Skip to contents

Internal functions to tune and summarize results for ecological niche models (ENMs) iteratively across a range of user-specified tuning settings. See ENMevaluate for descriptions of shared arguments. Function tune.parallel() tunes ENMs with parallelization. Function cv.enm() calculates training and validation evaluation statistics for one set of specified tuning parameters.

Validation CBI is calculated here with background values, not raster data, in order to standardize the methodology for both training and validation data for spatial partitions, as ENMeval does not mask rasters to partition areas and hence does not have partitioned raster data. Further, predictions for occurrence and background localities are combined as input for the parameter "fit" in ecospat::ecospat_boyce() because the interval is determined from "fit" only, and if test occurrences all have higher predictions than the background, the interval will be cut short.

Usage

tune.train(
  enm,
  occs.z,
  bg.z,
  mod.full,
  tune.tbl.i,
  other.settings,
  partitions,
  quiet
)

tune.validate(
  enm,
  occs.train.z,
  occs.val.z,
  bg.train.z,
  bg.val.z,
  mod.k,
  nk,
  tune.tbl.i,
  other.settings,
  partitions,
  user.eval,
  quiet
)

tune(
  d,
  enm,
  partitions,
  tune.tbl,
  doClamp,
  other.settings,
  partition.settings,
  user.val.grps,
  occs.testing.z,
  numCores,
  parallel,
  user.eval,
  algorithm,
  updateProgress,
  quiet
)

cv.enm(
  d,
  enm,
  partitions,
  tune.tbl.i,
  doClamp,
  other.settings,
  partition.settings,
  user.val.grps,
  occs.testing.z,
  user.eval,
  algorithm,
  quiet
)

Arguments

enm

ENMdetails object

occs.z

data.frame: the envs values for the coordinates at the full dataset occurrence records

bg.z

data.frame: the envs values for the coordinates at the full dataset background records

mod.full

model object: the model trained on the full dataset

tune.tbl.i

vector: single set of tuning parameters

other.settings

named list: used to specify extra settings for the analysis. All of these settings have internal defaults, so if they are not specified the analysis will be run with default settings.
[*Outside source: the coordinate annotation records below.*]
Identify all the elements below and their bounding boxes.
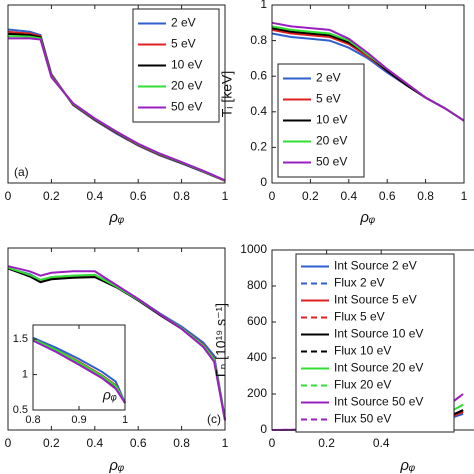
plot-area	[7, 265, 226, 421]
x-axis-label: ρᵩ	[108, 209, 124, 226]
legend-label: Int Source 20 eV	[334, 361, 423, 375]
x-tick-label: 1	[122, 414, 128, 426]
y-axis-label: Tᵢ [keV]	[219, 71, 235, 118]
x-tick-label: 0.8	[173, 189, 190, 203]
legend-label: 20 eV	[316, 134, 347, 148]
y-tick-label: 0.8	[250, 33, 267, 47]
x-tick-label: 0.2	[43, 189, 60, 203]
inset-background	[33, 325, 125, 410]
x-axis-label: ρᵩ	[108, 457, 124, 474]
legend-label: 5 eV	[171, 37, 196, 51]
y-tick-label: 1.5	[13, 333, 28, 345]
panel: 0.8 0.9 1 0.5 1 1.5 ρᵩ	[13, 324, 128, 426]
panel: 0 0.2 0.4 0.6 0.8 1 ρᵩ (a) 2 eV 5 eV 10 eV 20 eV 50 …	[5, 4, 229, 226]
legend-label: 20 eV	[171, 79, 202, 93]
y-tick-label: 0.2	[250, 140, 267, 154]
series-line	[7, 265, 226, 421]
legend-label: Flux 10 eV	[334, 344, 391, 358]
axes-frame	[7, 247, 226, 431]
legend-label: 50 eV	[316, 155, 347, 169]
y-tick-label: 800	[247, 278, 267, 292]
legend-label: 2 eV	[171, 16, 196, 30]
legend-label: Flux 50 eV	[334, 412, 391, 426]
legend-label: 10 eV	[316, 113, 347, 127]
x-tick-label: 0	[5, 189, 12, 203]
series-line	[7, 266, 226, 420]
x-tick-label: 0	[5, 436, 12, 450]
plot-area	[32, 336, 126, 404]
y-tick-label: 0	[260, 422, 267, 436]
y-tick-label: 600	[247, 314, 267, 328]
x-tick-label: 0.4	[340, 189, 357, 203]
x-tick-label: 0.4	[86, 189, 103, 203]
series-line	[271, 21, 465, 122]
x-tick-label: 0.6	[130, 189, 147, 203]
series-line	[32, 339, 126, 404]
series-line	[32, 336, 126, 404]
panel: 0 0.2 0.4 0.6 0.8 1 ρᵩ (c)	[5, 247, 229, 474]
y-tick-label: 1	[260, 0, 267, 11]
legend-label: Int Source 2 eV	[334, 259, 417, 273]
series-line	[8, 37, 226, 182]
x-tick-label: 0.8	[25, 414, 40, 426]
axes-frame	[271, 4, 465, 184]
legend-label: Int Source 50 eV	[334, 395, 423, 409]
legend-label: Int Source 5 eV	[334, 293, 417, 307]
axes-frame	[7, 4, 226, 184]
x-tick-label: 0.8	[417, 189, 434, 203]
panel: 0 0.2 0.4 0.6 0.8 1 0 0.2 0.4 0.6 0.8 1 ρᵩ Tᵢ [keV] 2 …	[219, 0, 468, 226]
x-tick-label: 0.2	[302, 189, 319, 203]
y-tick-label: 0	[260, 175, 267, 189]
plot-area	[7, 28, 226, 182]
x-axis-label: ρᵩ	[102, 387, 117, 403]
legend-label: Flux 20 eV	[334, 378, 391, 392]
legend-label: Flux 5 eV	[334, 310, 385, 324]
legend-label: Int Source 10 eV	[334, 327, 423, 341]
x-tick-label: 0.2	[43, 436, 60, 450]
x-tick-label: 1	[222, 436, 229, 450]
y-tick-label: 0.4	[250, 104, 267, 118]
x-tick-label: 0	[269, 436, 276, 450]
x-tick-label: 0.4	[373, 436, 390, 450]
x-tick-label: 0.8	[173, 436, 190, 450]
y-tick-label: 1000	[240, 242, 267, 256]
x-tick-label: 0.6	[379, 189, 396, 203]
series-line	[32, 338, 126, 404]
y-tick-label: 200	[247, 386, 267, 400]
x-axis-label: ρᵩ	[359, 209, 375, 226]
x-tick-label: 1	[461, 189, 468, 203]
legend: 2 eV 5 eV 10 eV 20 eV 50 eV	[132, 8, 220, 123]
legend-label: 5 eV	[316, 92, 341, 106]
y-tick-label: 1	[22, 368, 28, 380]
x-tick-label: 0.4	[86, 436, 103, 450]
x-tick-label: 0.6	[130, 436, 147, 450]
y-tick-label: 0.6	[250, 68, 267, 82]
axes-frame	[32, 324, 126, 411]
panel-annotation: (a)	[14, 165, 29, 179]
x-tick-label: 0	[269, 189, 276, 203]
x-tick-label: 1	[222, 189, 229, 203]
legend-label: 50 eV	[171, 100, 202, 114]
legend: 2 eV 5 eV 10 eV 20 eV 50 eV	[277, 63, 365, 178]
y-axis-label: Γₙ [10¹⁹ s⁻¹]	[213, 303, 229, 377]
x-tick-label: 0.2	[318, 436, 335, 450]
y-tick-label: 400	[247, 350, 267, 364]
x-axis-label: ρᵩ	[399, 457, 415, 474]
panel: 0 0.2 0.4 0 200 400 600 800 1000 ρᵩ Γₙ [10¹⁹ s⁻¹] I…	[213, 242, 474, 474]
legend-label: Flux 2 eV	[334, 276, 385, 290]
x-tick-label: 0.9	[71, 414, 86, 426]
legend: Int Source 2 eV Flux 2 eV Int Source 5 eV F…	[295, 253, 455, 433]
legend-label: 2 eV	[316, 71, 341, 85]
legend-label: 10 eV	[171, 58, 202, 72]
y-tick-label: 0.5	[13, 404, 28, 416]
panel-annotation: (c)	[207, 412, 221, 426]
plot-area	[271, 21, 465, 122]
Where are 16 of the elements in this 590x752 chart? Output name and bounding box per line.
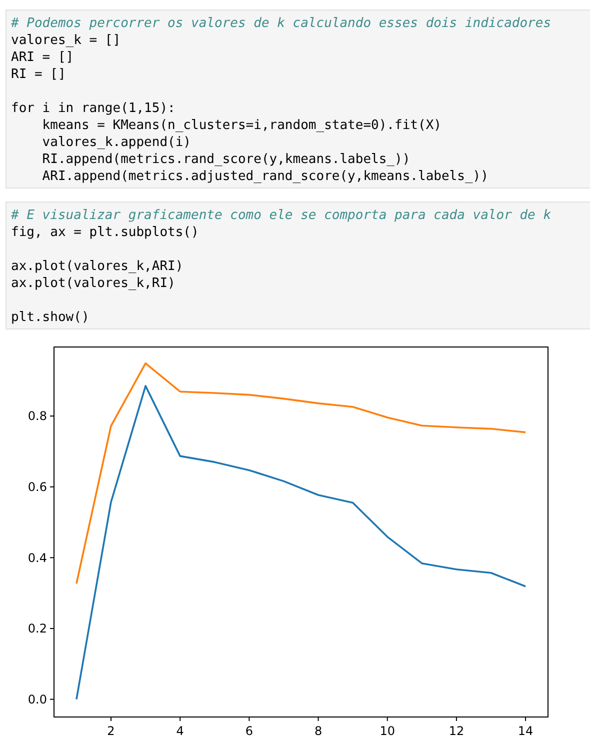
y-tick-label: 0.4 [28, 550, 47, 565]
x-tick-label: 12 [448, 724, 464, 738]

See Details for descriptions of these settings, including how to specify arguments for maxent.jar.

partitions

character: name of partitioning technique (see ?partitions)

quiet

boolean: if TRUE, silence all function messages (but not errors).

occs.train.z

data.frame: the envs values for the coordinates at the training occurrence records

occs.val.z

data.frame: the envs values for the coordinates at the validation occurrence records

bg.train.z

data.frame: the envs values for the coordinates at the training background records

bg.val.z

data.frame: the envs values for the coordinates at the validation background records

mod.k

model object: the model trained on the training dataset that becomes evaluated on the validation data

nk

numeric: the number of folds (i.e., partitions) – will be equal to kfolds for random partitions

user.eval

function: custom function for specifying performance metrics not included in ENMeval. The function must first be defined and then input as the argument user.eval. This function should have a single argument called vars, which is a list that includes different data that can be used to calculate the metric. See Details below and the vignette for a worked example.

d

data frame: data frame from ENMevaluate() with occurrence and background coordinates (or coordinates plus predictor variable values) and partition group values

tune.tbl

data frame: all combinations of tuning parameters

doClamp

boolean: if TRUE (default), model prediction extrapolations will be restricted to the upper and lower bounds of the predictor variables. Clamping avoids extreme predictions for environment values outside the range of the training data. If free extrapolation is a study aim, this should be set to FALSE, but for most applications leaving this at the default of TRUE is advisable to avoid unrealistic predictions. When predictor variables are input, they are clamped internally before making model predictions when clamping is on. When no predictor variables are input and data frames of coordinates and variable values are used instead (SWD format), validation data is clamped before making model predictions when clamping is on.

partition.settings

named list: used to specify certain settings for partitioning schema. See Details and ?partitions for descriptions of these settings.

user.val.grps

matrix / data frame: user-defined validation record coordinates and predictor variable values. This is used internally by ENMnulls() to force each null model to evaluate with empirical validation data, and does not have any current use when running ENMevaluate() independently.

occs.testing.z

data.frame: when fully withheld testing data is provided, the envs values for the coordinates at the testing occurrence records

numCores

numeric: number of cores to use for parallel processing. If NULL, all available cores will be used.

parallel

boolean: if TRUE, run with parallel processing.

algorithm

character: name of the algorithm used to build models. Currently one of "maxnet", "maxent.jar", or "bioclim", else the name from a custom ENMdetails implementation.

updateProgress

boolean: if TRUE, use shiny progress bar. This is only for use in shiny apps.